High tide boosted by storm surges wash across Majuro Atoll in the Marshall Islands in the Pacific, threatened by rising sea levels and increasingly intense tropical storms
A group of small island nations joined calls on Tuesday for a windfall tax on oil companies to compensate developing countries for the damage caused by climate change-induced natural disasters.
Developing nations have pressed their case at the UN’s COP27 climate summit in Egypt for the creation of a “loss and damage” fund, arguing that rich nations are to blame for the biggest share of greenhouse gas emissions.
Oil companies have scored tens of billions of dollars in profits this year as crude prices have soared in the wake of Russia’s invasion of Ukraine.

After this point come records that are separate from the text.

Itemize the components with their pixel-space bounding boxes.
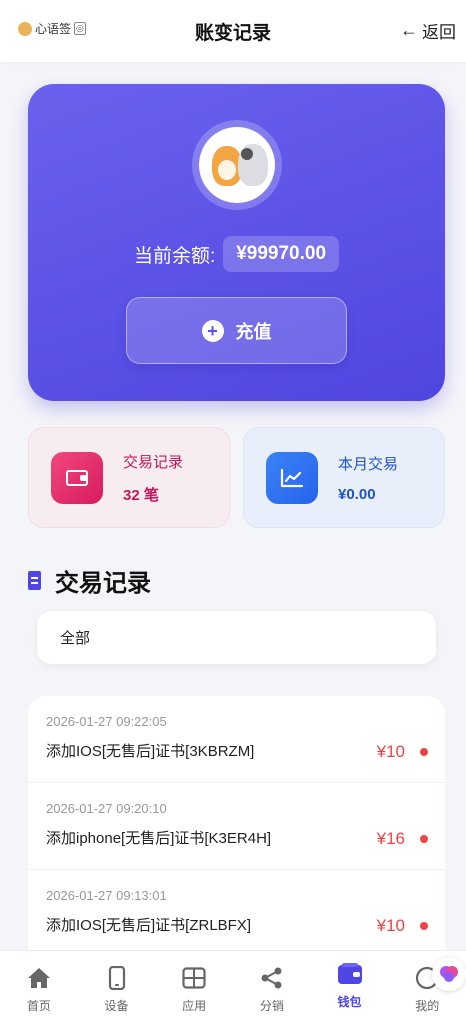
nav-label: 首页 [26,999,51,1013]
logo-text: 心语签 [35,22,72,36]
wallet-icon [51,451,103,504]
balance-label: 当前余额: [133,245,216,267]
tx-desc: 添加IOS[无售后]证书[ZRLBFX] [46,917,252,934]
wallet-icon [337,961,363,987]
back-button[interactable]: ← 返回 [400,18,456,43]
tx-amount: ¥10 [376,742,405,761]
logo-tag: ◎ [74,22,86,35]
tx-desc: 添加IOS[无售后]证书[3KBRZM] [46,743,255,760]
section-title: 交易记录 [55,570,151,597]
nav-wallet[interactable]: 钱包 [311,951,389,1024]
cat-illustration [238,144,268,186]
balance-row: 当前余额: ¥99970.00 [28,236,445,272]
stat-value: ¥0.00 [338,485,376,503]
cat-logo-icon [18,21,32,36]
section-header: 交易记录 [28,563,151,598]
recharge-button[interactable]: + 充值 [126,297,347,364]
status-dot [420,835,428,843]
app-logo: 心语签 ◎ [18,20,86,37]
stat-title: 本月交易 [338,455,399,473]
stat-card-monthly[interactable]: 本月交易 ¥0.00 [243,427,445,528]
tx-amount: ¥16 [376,829,405,848]
page-title: 账变记录 [194,22,271,44]
nav-label: 设备 [104,999,129,1013]
stat-card-transactions[interactable]: 交易记录 32 笔 [28,427,230,528]
tx-amount: ¥10 [376,916,405,935]
nav-label: 我的 [415,999,440,1013]
balance-card: 当前余额: ¥99970.00 + 充值 [28,84,445,401]
share-icon [259,965,285,991]
back-label: 返回 [422,23,456,42]
tx-time: 2026-01-27 09:13:01 [46,888,167,903]
nav-devices[interactable]: 设备 [78,951,156,1024]
recharge-label: 充值 [235,321,272,342]
nav-apps[interactable]: 应用 [155,951,233,1024]
device-icon [104,965,130,991]
nav-label: 钱包 [337,995,362,1009]
balance-value: ¥99970.00 [223,236,340,272]
receipt-icon [28,571,41,590]
chart-line-icon [266,451,318,504]
home-icon [26,965,52,991]
stat-value: 32 笔 [123,486,159,504]
list-item[interactable]: 2026-01-27 09:22:05 添加IOS[无售后]证书[3KBRZM]… [28,696,445,783]
tx-time: 2026-01-27 09:20:10 [46,801,167,816]
transaction-filter-select[interactable]: 全部 [37,611,436,664]
bottom-nav: 首页 设备 应用 分销 钱包 我的 [0,950,466,1024]
nav-label: 应用 [182,999,207,1013]
avatar[interactable] [199,127,275,203]
status-dot [420,748,428,756]
nav-label: 分销 [259,999,284,1013]
brain-icon[interactable] [432,957,466,991]
tx-desc: 添加iphone[无售后]证书[K3ER4H] [46,830,272,847]
top-bar: 心语签 ◎ 账变记录 ← 返回 [0,0,466,62]
nav-distribution[interactable]: 分销 [233,951,311,1024]
list-item[interactable]: 2026-01-27 09:13:01 添加IOS[无售后]证书[ZRLBFX]… [28,870,445,956]
stat-title: 交易记录 [123,453,184,471]
plus-circle-icon: + [201,319,224,342]
avatar-ring [192,120,282,210]
arrow-left-icon: ← [400,20,418,40]
nav-home[interactable]: 首页 [0,951,78,1024]
list-item[interactable]: 2026-01-27 09:20:10 添加iphone[无售后]证书[K3ER… [28,783,445,870]
status-dot [420,922,428,930]
apps-icon [181,965,207,991]
transaction-list: 2026-01-27 09:22:05 添加IOS[无售后]证书[3KBRZM]… [28,696,445,956]
tx-time: 2026-01-27 09:22:05 [46,714,167,729]
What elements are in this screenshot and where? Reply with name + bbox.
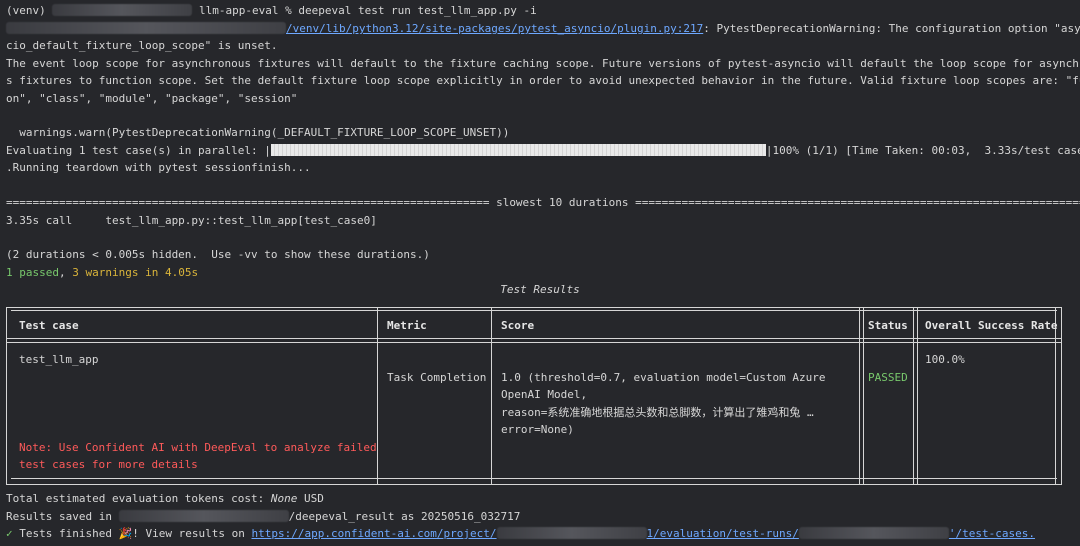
warning-line-1: /venv/lib/python3.12/site-packages/pytes… [6, 20, 1080, 37]
slowest-durations-rule: ========================================… [6, 196, 1080, 209]
results-link-part-1[interactable]: https://app.confident-ai.com/project/ [252, 527, 497, 540]
header-metric: Metric [387, 319, 427, 332]
check-icon: ✓ [6, 527, 13, 540]
evaluating-line: Evaluating 1 test case(s) in parallel: |… [6, 144, 1080, 157]
tests-finished-line: ✓ Tests finished 🎉! View results on http… [6, 527, 1035, 540]
results-link-part-3[interactable]: '/test-cases. [949, 527, 1035, 540]
warning-line-3: The event loop scope for asynchronous fi… [6, 57, 1080, 70]
redacted-path [6, 22, 286, 34]
results-saved-line: Results saved in /deepeval_result as 202… [6, 510, 521, 523]
header-score: Score [501, 319, 535, 332]
cell-metric: Task Completion [387, 371, 487, 384]
table-title: Test Results [500, 283, 580, 296]
warning-line-4: s fixtures to function scope. Set the de… [6, 74, 1080, 87]
warning-path-link[interactable]: /venv/lib/python3.12/site-packages/pytes… [286, 22, 703, 35]
summary-line: 1 passed, 3 warnings in 4.05s [6, 266, 199, 279]
results-table: Test case Metric Score Status Overall Su… [6, 307, 1062, 485]
warnings-warn-line: warnings.warn(PytestDeprecationWarning(_… [6, 126, 510, 139]
warning-line-5: on", "class", "module", "package", "sess… [6, 92, 298, 105]
cell-test-case: test_llm_app [19, 353, 99, 366]
cell-score-line-1: 1.0 (threshold=0.7, evaluation model=Cus… [501, 371, 826, 384]
command-text: deepeval test run test_llm_app.py -i [298, 4, 537, 17]
header-test-case: Test case [19, 319, 79, 332]
hidden-durations-line: (2 durations < 0.005s hidden. Use -vv to… [6, 248, 430, 261]
passed-count: 1 passed [6, 266, 59, 279]
header-status: Status [868, 319, 908, 332]
duration-line: 3.35s call test_llm_app.py::test_llm_app… [6, 214, 377, 227]
cell-score-line-2: OpenAI Model, [501, 388, 588, 401]
teardown-line: .Running teardown with pytest sessionfin… [6, 161, 311, 174]
note-line-2: test cases for more details [19, 458, 198, 471]
redacted-dir [118, 510, 289, 522]
cell-score-line-4: error=None) [501, 423, 574, 436]
cell-status: PASSED [868, 371, 908, 384]
results-link-part-2[interactable]: 1/evaluation/test-runs/ [647, 527, 799, 540]
cwd: llm-app-eval % [199, 4, 299, 17]
note-line-1: Note: Use Confident AI with DeepEval to … [19, 441, 377, 454]
tokens-cost-value: None [270, 492, 298, 505]
warning-line-2: cio_default_fixture_loop_scope" is unset… [6, 39, 278, 52]
redacted-user [52, 4, 193, 16]
terminal-window: (venv) llm-app-eval % deepeval test run … [0, 0, 1080, 546]
venv-prompt: (venv) [6, 4, 46, 17]
redacted-run-id [798, 527, 949, 539]
tokens-cost-line: Total estimated evaluation tokens cost: … [6, 492, 324, 505]
progress-bar [270, 144, 766, 156]
header-success-rate: Overall Success Rate [925, 319, 1058, 332]
warnings-count: 3 warnings [72, 266, 139, 279]
cell-success-rate: 100.0% [925, 353, 965, 366]
redacted-project-id [496, 527, 647, 539]
cell-score-line-3: reason=系统准确地根据总头数和总脚数，计算出了雉鸡和兔 … [501, 406, 814, 419]
prompt-line: (venv) llm-app-eval % deepeval test run … [6, 2, 537, 19]
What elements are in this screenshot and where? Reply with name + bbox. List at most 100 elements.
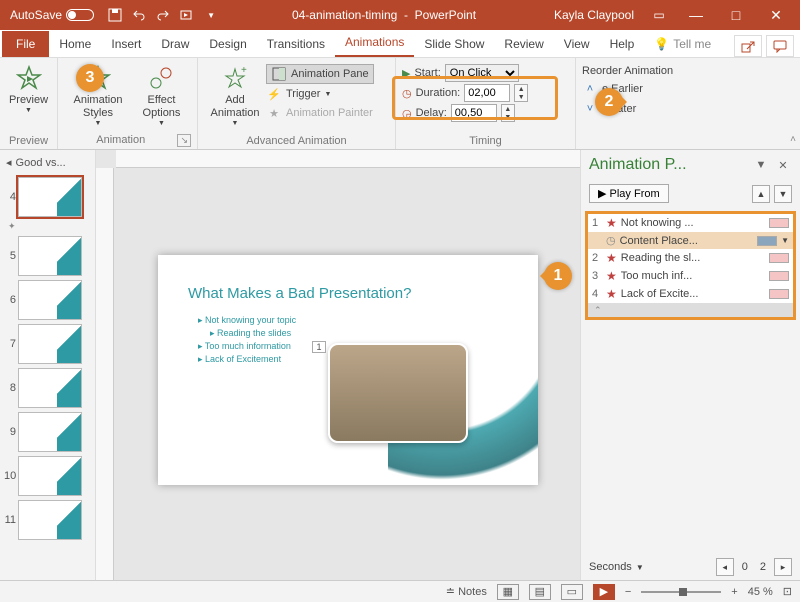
tab-animations[interactable]: Animations (335, 29, 414, 57)
group-label-advanced: Advanced Animation (204, 133, 389, 147)
reading-view-icon[interactable]: ▭ (561, 584, 583, 600)
effect-options-button[interactable]: Effect Options▼ (132, 62, 191, 131)
thumb-num: 9 (4, 426, 16, 438)
sorter-view-icon[interactable]: ▤ (529, 584, 551, 600)
entrance-star-icon: ★ (606, 251, 617, 265)
preview-button[interactable]: Preview ▼ (6, 62, 51, 118)
tab-design[interactable]: Design (199, 31, 256, 57)
move-up-button[interactable]: ▲ (752, 185, 770, 203)
notes-button[interactable]: ≐ Notes (446, 585, 487, 598)
maximize-button[interactable]: □ (716, 0, 756, 30)
undo-icon[interactable] (128, 4, 150, 26)
tab-insert[interactable]: Insert (101, 31, 151, 57)
tab-transitions[interactable]: Transitions (257, 31, 335, 57)
anim-tag-image[interactable]: 1 (312, 341, 326, 353)
lightbulb-icon: 💡 (654, 37, 669, 51)
anim-item[interactable]: 2★Reading the sl... (588, 249, 793, 267)
thumb-8[interactable] (18, 368, 82, 408)
delay-spinner[interactable]: ▲▼ (501, 104, 515, 122)
move-down-button[interactable]: ▼ (774, 185, 792, 203)
outline-header[interactable]: ◂ Good vs... (2, 152, 93, 173)
delay-input[interactable] (451, 104, 497, 122)
ribbon: Preview ▼ Preview Animation Styles▼ Effe… (0, 58, 800, 150)
comments-button[interactable] (766, 35, 794, 57)
duration-clock-icon: ◷ (402, 87, 412, 100)
zoom-out-icon[interactable]: − (625, 586, 631, 598)
group-label-preview: Preview (6, 133, 51, 147)
normal-view-icon[interactable]: ▦ (497, 584, 519, 600)
slide[interactable]: What Makes a Bad Presentation? ▸ Not kno… (158, 255, 538, 485)
anim-item-selected[interactable]: ◷Content Place...▼ (588, 232, 793, 249)
fit-to-window-icon[interactable]: ⊡ (783, 585, 792, 598)
collapse-ribbon-icon[interactable]: ˄ (790, 134, 796, 145)
tab-home[interactable]: Home (49, 31, 101, 57)
anim-list-expand[interactable]: ⌃ (588, 303, 793, 317)
clock-icon: ◷ (606, 234, 616, 247)
thumb-9[interactable] (18, 412, 82, 452)
anim-item[interactable]: 4★Lack of Excite... (588, 285, 793, 303)
slide-thumbnails: ◂ Good vs... 4 ✦ 5 6 7 8 9 10 11 (0, 150, 96, 580)
play-from-button[interactable]: ▶ Play From (589, 184, 669, 203)
timeline-start: 0 (738, 561, 752, 573)
add-animation-button[interactable]: + Add Animation▼ (204, 62, 266, 131)
thumb-5[interactable] (18, 236, 82, 276)
callout-1: 1 (544, 262, 572, 290)
pane-options-icon[interactable]: ▼ (752, 156, 770, 174)
duration-spinner[interactable]: ▲▼ (514, 84, 528, 102)
slide-canvas: What Makes a Bad Presentation? ▸ Not kno… (96, 150, 580, 580)
animation-painter-button[interactable]: ★ Animation Painter (266, 104, 374, 122)
add-animation-icon: + (221, 64, 249, 92)
tab-review[interactable]: Review (494, 31, 553, 57)
start-play-icon: ▶ (402, 67, 410, 80)
thumb-num: 8 (4, 382, 16, 394)
tab-draw[interactable]: Draw (151, 31, 199, 57)
ribbon-display-icon[interactable]: ▭ (642, 8, 676, 22)
trigger-icon: ⚡ (266, 86, 282, 102)
tab-view[interactable]: View (554, 31, 600, 57)
share-button[interactable] (734, 35, 762, 57)
tell-me-search[interactable]: 💡 Tell me (644, 31, 721, 57)
callout-2: 2 (595, 88, 623, 116)
timeline-right-icon[interactable]: ▸ (774, 558, 792, 576)
start-select[interactable]: On Click (445, 64, 519, 82)
entrance-star-icon: ★ (606, 269, 617, 283)
thumb-num: 4 (4, 191, 16, 203)
autosave-toggle[interactable]: AutoSave (4, 8, 100, 22)
group-label-timing: Timing (402, 133, 569, 147)
duration-input[interactable] (464, 84, 510, 102)
work-area: ◂ Good vs... 4 ✦ 5 6 7 8 9 10 11 What Ma… (0, 150, 800, 580)
tab-slideshow[interactable]: Slide Show (414, 31, 494, 57)
slideshow-view-icon[interactable]: ▶ (593, 584, 615, 600)
animation-pane-icon (271, 66, 287, 82)
thumb-6[interactable] (18, 280, 82, 320)
duration-row: ◷ Duration: ▲▼ (402, 84, 569, 102)
thumb-11[interactable] (18, 500, 82, 540)
pane-close-icon[interactable]: ✕ (774, 156, 792, 174)
reorder-label: Reorder Animation (582, 64, 700, 78)
redo-icon[interactable] (152, 4, 174, 26)
thumb-4[interactable] (18, 177, 82, 217)
start-row: ▶ Start: On Click (402, 64, 569, 82)
entrance-star-icon: ★ (606, 216, 617, 230)
animation-pane-button[interactable]: Animation Pane (266, 64, 374, 84)
minimize-button[interactable]: — (676, 0, 716, 30)
start-from-beginning-icon[interactable] (176, 4, 198, 26)
close-button[interactable]: ✕ (756, 0, 796, 30)
effect-options-icon (147, 64, 175, 92)
anim-item[interactable]: 3★Too much inf... (588, 267, 793, 285)
trigger-button[interactable]: ⚡ Trigger ▼ (266, 85, 374, 103)
delay-row: ◶ Delay: ▲▼ (402, 104, 569, 122)
slide-image[interactable] (328, 343, 468, 443)
tab-file[interactable]: File (2, 31, 49, 57)
user-name[interactable]: Kayla Claypool (546, 8, 642, 22)
save-icon[interactable] (104, 4, 126, 26)
tab-help[interactable]: Help (600, 31, 645, 57)
zoom-level[interactable]: 45 % (748, 586, 773, 598)
anim-item[interactable]: 1★Not knowing ... (588, 214, 793, 232)
timeline-left-icon[interactable]: ◂ (716, 558, 734, 576)
qat-dropdown-icon[interactable]: ▼ (200, 4, 222, 26)
thumb-10[interactable] (18, 456, 82, 496)
zoom-slider[interactable] (641, 591, 721, 593)
thumb-7[interactable] (18, 324, 82, 364)
zoom-in-icon[interactable]: + (731, 586, 737, 598)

“It is about time that these companies are made to pay a global COP carbon tax on these profits as a source of funding for loss and damage,” the prime minister of Antigua and Barbuda, Gaston Browne, told fellow leaders at the summit in the seaside resort of Sharm el-Sheikh.
“While they are profiting, the planet is burning,” said Browne, who was speaking on behalf of the 39-nation Alliance of Small Island States, many of whose very existence is threatened by rising sea levels and increasingly intense tropical storms.
Barbados Prime Minister Mia Mottley called Monday for a 10 percent tax on oil companies to fund loss and damage.
The contentious issue of loss and damage was added to the COP27 agenda after intense negotiations.
The United States and European Union have dragged their feet on the issue in the past, fearful of creating an open-ended reparations regime.
– ‘Fossil fuel non-proliferation’ –
Browne acknowledged that the adoption of the agenda was “just one step” in the process, which gives a two-year space to negotiate.
“We look forward to the establishment and officialisation of the fund by 2024,” he said.
Browne also said a group of four island nations had registered a commission with the UN to “explore the responsibility of states for injuries arising from their climate actions and breaches in the obligations”.
“As small countries this is a new dynamic pathway of justice where the polluter pays,” he said.
Browne said small island states “will fight unrelentingly this climate crisis, and this includes fighting in the international courts and under international law”.
Another island nation, Tuvalu, announced it was joining calls for a fossil fuel non-proliferation treaty, an initiative that seeks to stop new investments in coal, oil and gas globally and phase out production.
“The warming seas are starting to swallow our lands –- inch by inch,” Tuvalu’s Prime Minister Kausea Natano said in a statement.
“But the world’s addiction to oil, gas and coal can’t sink our dreams under the waves,” he said.
A Pacific neighbour, Vanuatu, was the first nation to join the treaty in September.
“Vanuatu and Tuvalu are the first countries to call for a new treaty as a companion to the Paris Agreement to align oil, gas and coal production with a global carbon budget,” said Tzeporah Berman, chair of the Fossil Fuel Non-Proliferation Treaty initiative.
“We will look back on this in history as the moment of reckoning, with overproduction that is locking in further emissions and holding us back from bending the curve,” Berman said.